Evaluating gesture generation in a large-scale open challenge: The GENEA Challenge 2022
Taras Kucherenko, Pieter Wolfert, Youngwoo Yoon, Carla Viegas, Teodor Nikolov, Mihail Tsakov, Gustav Eje Henter
TL;DR
The GENEA Challenge 2022 tackles fair, large-scale benchmarking for data-driven co-speech gesture generation by providing a common speech-motion dataset, a standardized visualisation pipeline, and crowdsourced evaluations that separate motion human-likeness from speech appropriateness. The study finds that synthetic gestures can surpass natural motion in perceived human-likeness under controlled visualization, but remain far less appropriate for the given speech, highlighting a substantial gap in aligning gestures with speech content. Objective metrics largely fail to predict subjective human-likeness, with Fréchet gesture distance (FGD) showing the only modest correlation, underscoring the need for better perceptual metrics. The work delivers open data, reusable evaluation tools, and testable recommendations, advancing benchmarking practices and guiding future improvements in gesture-generation systems and evaluation frameworks.
Abstract
This paper reports on the second GENEA Challenge to benchmark data-driven automatic co-speech gesture generation. Participating teams used the same speech and motion dataset to build gesture-generation systems. Motion generated by all these systems was rendered to video using a standardised visualisation pipeline and evaluated in several large, crowdsourced user studies. Unlike when comparing different research papers, differences in results are here only due to differences between methods, enabling direct comparison between systems. The dataset was based on 18 hours of full-body motion capture, including fingers, of different persons engaging in a dyadic conversation. Ten teams participated in the challenge across two tiers: full-body and upper-body gesticulation. For each tier, we evaluated both the human-likeness of the gesture motion and its appropriateness for the specific speech signal. Our evaluations decouple human-likeness from gesture appropriateness, which has been a difficult problem in the field.
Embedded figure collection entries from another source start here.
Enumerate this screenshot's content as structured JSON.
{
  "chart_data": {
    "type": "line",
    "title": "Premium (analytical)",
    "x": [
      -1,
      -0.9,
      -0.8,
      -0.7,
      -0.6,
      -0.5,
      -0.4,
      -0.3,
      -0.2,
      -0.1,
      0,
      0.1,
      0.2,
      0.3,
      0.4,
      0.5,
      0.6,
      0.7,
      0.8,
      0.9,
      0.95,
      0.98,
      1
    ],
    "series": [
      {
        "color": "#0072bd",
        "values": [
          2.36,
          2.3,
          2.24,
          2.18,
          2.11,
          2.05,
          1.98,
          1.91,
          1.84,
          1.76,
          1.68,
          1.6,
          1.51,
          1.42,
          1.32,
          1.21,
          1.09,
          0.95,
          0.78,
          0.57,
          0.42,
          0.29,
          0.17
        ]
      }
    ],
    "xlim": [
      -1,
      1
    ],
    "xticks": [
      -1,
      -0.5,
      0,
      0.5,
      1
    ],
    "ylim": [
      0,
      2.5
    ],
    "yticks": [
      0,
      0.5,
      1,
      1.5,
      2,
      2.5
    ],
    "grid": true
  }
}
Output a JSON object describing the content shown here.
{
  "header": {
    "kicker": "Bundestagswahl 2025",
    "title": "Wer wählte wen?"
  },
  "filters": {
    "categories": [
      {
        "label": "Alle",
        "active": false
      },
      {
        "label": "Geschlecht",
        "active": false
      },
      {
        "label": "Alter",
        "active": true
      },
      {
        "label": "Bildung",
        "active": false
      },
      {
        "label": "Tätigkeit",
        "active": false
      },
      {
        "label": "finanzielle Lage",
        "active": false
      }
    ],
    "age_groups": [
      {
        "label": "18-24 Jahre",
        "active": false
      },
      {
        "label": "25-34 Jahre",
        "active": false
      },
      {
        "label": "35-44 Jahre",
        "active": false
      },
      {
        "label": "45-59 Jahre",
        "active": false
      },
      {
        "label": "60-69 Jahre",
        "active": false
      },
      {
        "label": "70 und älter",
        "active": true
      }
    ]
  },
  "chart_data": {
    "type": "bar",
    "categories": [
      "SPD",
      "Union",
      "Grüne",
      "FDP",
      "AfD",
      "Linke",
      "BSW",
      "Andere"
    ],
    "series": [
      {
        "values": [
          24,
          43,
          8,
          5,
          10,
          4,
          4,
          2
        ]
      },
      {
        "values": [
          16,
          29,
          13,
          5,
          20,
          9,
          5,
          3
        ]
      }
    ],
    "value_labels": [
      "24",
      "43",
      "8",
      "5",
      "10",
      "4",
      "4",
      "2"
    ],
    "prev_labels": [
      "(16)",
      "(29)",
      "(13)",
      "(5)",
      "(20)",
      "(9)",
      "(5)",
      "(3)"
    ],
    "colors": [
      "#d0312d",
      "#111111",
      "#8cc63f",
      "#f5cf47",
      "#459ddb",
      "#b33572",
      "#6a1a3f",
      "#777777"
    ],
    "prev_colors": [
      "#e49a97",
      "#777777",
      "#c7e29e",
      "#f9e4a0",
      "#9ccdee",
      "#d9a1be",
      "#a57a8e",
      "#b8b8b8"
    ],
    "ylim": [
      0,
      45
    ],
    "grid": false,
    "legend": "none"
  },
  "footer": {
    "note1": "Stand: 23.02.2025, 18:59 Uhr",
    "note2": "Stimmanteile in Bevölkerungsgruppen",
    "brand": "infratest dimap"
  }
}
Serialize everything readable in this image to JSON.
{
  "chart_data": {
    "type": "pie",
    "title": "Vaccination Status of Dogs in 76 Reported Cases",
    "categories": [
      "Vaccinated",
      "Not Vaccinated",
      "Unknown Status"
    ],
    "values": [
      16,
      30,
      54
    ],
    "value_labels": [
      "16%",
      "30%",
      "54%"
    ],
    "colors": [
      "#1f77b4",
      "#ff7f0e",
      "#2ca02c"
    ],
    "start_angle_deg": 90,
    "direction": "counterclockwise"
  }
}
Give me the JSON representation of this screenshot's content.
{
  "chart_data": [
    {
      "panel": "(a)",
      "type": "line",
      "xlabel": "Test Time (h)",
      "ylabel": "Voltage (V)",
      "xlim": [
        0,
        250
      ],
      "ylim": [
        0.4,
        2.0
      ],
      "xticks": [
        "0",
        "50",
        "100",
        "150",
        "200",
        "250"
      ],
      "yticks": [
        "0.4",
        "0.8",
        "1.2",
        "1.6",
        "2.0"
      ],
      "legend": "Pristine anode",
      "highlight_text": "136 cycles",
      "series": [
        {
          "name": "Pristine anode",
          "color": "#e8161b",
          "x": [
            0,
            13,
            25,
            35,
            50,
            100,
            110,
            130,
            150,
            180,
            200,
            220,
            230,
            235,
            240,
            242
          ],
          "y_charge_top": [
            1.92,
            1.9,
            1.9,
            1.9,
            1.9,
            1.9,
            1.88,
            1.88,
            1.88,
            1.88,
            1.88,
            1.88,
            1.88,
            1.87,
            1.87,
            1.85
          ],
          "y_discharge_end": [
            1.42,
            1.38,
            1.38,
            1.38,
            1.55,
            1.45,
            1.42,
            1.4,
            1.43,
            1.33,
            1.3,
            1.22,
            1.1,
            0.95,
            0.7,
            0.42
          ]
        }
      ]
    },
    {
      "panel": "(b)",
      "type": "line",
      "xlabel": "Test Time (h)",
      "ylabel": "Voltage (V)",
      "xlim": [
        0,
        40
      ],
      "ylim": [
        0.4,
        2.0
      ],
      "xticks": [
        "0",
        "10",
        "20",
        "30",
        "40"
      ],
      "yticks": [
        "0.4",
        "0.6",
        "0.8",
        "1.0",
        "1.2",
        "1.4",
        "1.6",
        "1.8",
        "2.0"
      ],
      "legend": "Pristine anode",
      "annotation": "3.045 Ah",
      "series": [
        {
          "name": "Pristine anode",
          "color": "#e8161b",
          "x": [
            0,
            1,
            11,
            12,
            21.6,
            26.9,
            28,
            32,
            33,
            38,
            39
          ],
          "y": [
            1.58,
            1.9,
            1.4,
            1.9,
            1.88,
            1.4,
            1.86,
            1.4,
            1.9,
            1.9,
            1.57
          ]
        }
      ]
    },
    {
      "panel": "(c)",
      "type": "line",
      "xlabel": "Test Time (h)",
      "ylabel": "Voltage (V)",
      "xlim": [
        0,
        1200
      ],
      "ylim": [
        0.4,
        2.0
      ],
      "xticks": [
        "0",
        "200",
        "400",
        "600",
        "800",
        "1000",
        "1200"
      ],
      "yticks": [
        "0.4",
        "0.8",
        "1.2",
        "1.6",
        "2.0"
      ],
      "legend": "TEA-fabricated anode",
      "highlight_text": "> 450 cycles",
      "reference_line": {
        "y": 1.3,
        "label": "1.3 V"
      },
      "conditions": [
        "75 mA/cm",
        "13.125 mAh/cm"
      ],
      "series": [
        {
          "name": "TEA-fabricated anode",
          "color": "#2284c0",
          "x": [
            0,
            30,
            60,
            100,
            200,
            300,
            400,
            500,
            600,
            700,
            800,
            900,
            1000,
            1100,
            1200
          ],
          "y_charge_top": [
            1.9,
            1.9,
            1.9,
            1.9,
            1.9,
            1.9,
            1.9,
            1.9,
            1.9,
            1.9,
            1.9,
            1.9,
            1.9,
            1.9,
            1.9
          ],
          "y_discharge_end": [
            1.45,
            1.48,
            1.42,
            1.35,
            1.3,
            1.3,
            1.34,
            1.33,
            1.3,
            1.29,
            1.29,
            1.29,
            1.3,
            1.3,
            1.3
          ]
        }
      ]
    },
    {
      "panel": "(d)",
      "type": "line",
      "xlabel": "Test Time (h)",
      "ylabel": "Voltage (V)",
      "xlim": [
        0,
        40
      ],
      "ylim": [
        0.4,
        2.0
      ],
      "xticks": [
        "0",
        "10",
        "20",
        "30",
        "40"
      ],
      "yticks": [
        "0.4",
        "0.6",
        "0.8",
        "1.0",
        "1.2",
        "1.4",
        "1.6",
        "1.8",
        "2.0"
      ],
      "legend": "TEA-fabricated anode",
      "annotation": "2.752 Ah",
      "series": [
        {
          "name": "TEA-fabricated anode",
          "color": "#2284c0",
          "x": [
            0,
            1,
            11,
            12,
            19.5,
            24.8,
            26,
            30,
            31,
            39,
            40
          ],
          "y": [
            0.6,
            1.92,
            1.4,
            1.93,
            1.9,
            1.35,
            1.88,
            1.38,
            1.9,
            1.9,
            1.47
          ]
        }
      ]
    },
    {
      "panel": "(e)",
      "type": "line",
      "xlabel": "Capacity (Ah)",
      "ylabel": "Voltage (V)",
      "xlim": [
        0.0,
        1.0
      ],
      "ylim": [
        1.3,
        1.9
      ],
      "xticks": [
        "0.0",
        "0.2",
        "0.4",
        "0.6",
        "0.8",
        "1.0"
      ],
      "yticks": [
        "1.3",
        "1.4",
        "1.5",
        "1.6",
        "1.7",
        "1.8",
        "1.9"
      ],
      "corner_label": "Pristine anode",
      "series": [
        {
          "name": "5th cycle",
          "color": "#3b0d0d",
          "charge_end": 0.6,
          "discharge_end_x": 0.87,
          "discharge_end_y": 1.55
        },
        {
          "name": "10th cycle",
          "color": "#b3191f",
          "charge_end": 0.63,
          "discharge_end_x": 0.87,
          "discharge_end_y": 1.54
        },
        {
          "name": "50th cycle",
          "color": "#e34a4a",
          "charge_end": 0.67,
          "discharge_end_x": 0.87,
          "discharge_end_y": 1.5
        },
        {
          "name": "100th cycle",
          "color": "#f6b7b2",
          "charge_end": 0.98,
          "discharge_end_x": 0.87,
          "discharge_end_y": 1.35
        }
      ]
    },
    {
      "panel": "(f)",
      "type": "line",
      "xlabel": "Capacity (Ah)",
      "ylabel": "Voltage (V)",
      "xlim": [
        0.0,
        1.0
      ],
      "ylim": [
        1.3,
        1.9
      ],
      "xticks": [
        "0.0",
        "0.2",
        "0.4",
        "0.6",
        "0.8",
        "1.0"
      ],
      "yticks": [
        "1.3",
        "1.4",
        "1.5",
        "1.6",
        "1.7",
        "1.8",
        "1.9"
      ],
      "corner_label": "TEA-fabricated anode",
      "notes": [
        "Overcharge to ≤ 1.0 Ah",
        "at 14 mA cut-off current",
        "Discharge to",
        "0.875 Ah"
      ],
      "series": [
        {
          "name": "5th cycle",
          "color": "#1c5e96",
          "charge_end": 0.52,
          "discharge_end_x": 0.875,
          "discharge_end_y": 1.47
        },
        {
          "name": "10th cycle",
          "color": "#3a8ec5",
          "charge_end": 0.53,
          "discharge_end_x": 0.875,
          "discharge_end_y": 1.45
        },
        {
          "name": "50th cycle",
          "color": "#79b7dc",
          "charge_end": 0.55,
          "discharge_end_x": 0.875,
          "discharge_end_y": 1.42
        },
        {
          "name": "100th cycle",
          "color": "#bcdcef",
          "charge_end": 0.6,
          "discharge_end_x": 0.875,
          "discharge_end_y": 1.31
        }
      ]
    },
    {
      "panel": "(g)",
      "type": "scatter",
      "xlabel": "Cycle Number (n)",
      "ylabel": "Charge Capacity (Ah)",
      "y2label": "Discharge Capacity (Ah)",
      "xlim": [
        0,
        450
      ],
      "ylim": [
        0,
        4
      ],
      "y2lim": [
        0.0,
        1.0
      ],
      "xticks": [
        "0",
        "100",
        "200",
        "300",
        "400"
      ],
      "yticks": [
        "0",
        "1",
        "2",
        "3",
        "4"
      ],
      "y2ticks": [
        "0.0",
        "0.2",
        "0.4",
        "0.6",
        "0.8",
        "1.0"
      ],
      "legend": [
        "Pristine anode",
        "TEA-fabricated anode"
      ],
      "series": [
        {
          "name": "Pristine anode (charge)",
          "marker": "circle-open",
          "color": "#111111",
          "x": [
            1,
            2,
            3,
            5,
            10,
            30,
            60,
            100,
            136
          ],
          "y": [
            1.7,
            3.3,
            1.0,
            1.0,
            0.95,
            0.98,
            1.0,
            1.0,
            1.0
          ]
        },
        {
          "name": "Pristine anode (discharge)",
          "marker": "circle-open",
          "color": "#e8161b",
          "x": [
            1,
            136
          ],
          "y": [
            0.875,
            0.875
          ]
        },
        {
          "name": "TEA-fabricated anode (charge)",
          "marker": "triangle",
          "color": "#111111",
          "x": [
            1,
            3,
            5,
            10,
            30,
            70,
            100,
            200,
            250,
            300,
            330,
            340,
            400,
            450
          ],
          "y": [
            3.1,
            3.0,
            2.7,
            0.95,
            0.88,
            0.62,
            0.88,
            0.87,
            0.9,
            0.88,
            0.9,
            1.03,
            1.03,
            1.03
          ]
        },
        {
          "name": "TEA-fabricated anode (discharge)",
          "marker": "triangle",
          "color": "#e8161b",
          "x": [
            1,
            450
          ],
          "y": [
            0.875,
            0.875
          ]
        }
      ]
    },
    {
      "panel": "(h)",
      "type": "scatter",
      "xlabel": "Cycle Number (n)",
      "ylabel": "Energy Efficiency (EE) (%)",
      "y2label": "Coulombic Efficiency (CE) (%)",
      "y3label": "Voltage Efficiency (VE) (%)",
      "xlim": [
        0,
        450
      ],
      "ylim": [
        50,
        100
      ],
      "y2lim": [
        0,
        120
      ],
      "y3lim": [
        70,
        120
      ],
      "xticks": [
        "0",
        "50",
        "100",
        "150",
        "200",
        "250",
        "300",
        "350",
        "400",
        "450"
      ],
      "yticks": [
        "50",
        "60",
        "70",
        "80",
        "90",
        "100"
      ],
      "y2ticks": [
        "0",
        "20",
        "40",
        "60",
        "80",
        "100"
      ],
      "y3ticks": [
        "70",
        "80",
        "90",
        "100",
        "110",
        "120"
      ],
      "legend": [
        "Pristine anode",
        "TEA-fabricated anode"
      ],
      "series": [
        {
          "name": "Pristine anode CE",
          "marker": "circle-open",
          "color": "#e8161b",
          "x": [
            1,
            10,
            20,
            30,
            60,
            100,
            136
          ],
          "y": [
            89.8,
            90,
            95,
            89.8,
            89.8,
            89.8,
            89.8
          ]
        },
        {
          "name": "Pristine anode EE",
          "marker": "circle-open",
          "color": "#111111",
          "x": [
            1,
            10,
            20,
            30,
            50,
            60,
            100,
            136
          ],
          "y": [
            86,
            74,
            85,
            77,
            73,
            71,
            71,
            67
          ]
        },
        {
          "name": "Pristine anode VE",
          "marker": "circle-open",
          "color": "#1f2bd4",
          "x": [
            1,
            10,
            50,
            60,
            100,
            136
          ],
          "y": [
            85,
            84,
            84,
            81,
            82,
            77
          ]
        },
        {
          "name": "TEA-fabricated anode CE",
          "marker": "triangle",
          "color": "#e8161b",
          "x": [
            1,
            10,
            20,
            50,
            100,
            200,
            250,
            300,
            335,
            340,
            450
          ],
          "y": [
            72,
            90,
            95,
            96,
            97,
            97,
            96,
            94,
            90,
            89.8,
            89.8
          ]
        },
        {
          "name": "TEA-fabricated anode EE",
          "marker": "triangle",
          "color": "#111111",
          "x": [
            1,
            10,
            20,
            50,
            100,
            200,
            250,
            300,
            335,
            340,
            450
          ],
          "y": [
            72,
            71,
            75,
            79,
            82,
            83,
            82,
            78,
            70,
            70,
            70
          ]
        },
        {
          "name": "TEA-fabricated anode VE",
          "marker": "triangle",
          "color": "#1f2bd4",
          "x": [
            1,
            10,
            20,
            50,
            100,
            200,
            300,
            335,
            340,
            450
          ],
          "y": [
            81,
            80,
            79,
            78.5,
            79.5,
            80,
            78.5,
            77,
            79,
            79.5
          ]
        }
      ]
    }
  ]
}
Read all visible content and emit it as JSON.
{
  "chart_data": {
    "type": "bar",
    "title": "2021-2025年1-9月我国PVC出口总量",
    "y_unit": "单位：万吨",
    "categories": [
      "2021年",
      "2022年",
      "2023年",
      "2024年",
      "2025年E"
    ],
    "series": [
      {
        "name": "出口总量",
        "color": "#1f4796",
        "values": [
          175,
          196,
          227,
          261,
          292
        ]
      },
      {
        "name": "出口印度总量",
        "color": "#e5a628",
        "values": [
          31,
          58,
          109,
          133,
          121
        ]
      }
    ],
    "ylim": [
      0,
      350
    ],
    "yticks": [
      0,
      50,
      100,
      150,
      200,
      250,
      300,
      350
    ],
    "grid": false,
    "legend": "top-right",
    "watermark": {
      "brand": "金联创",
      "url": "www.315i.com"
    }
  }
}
The evaluation results show some synthetic gesture conditions being rated as significantly more human-like than 3D human motion capture. To the best of our knowledge, this has not been demonstrated before. On the other hand, all synthetic motion is found to be vastly less appropriate for the speech than the original motion-capture recordings. We also find that conventional objective metrics do not correlate well with subjective human-likeness ratings in this large evaluation. The one exception is the Fréchet gesture distance (FGD), which achieves a Kendall's tau rank correlation of around $-0.5$. Based on the challenge results we formulate numerous recommendations for system building and evaluation.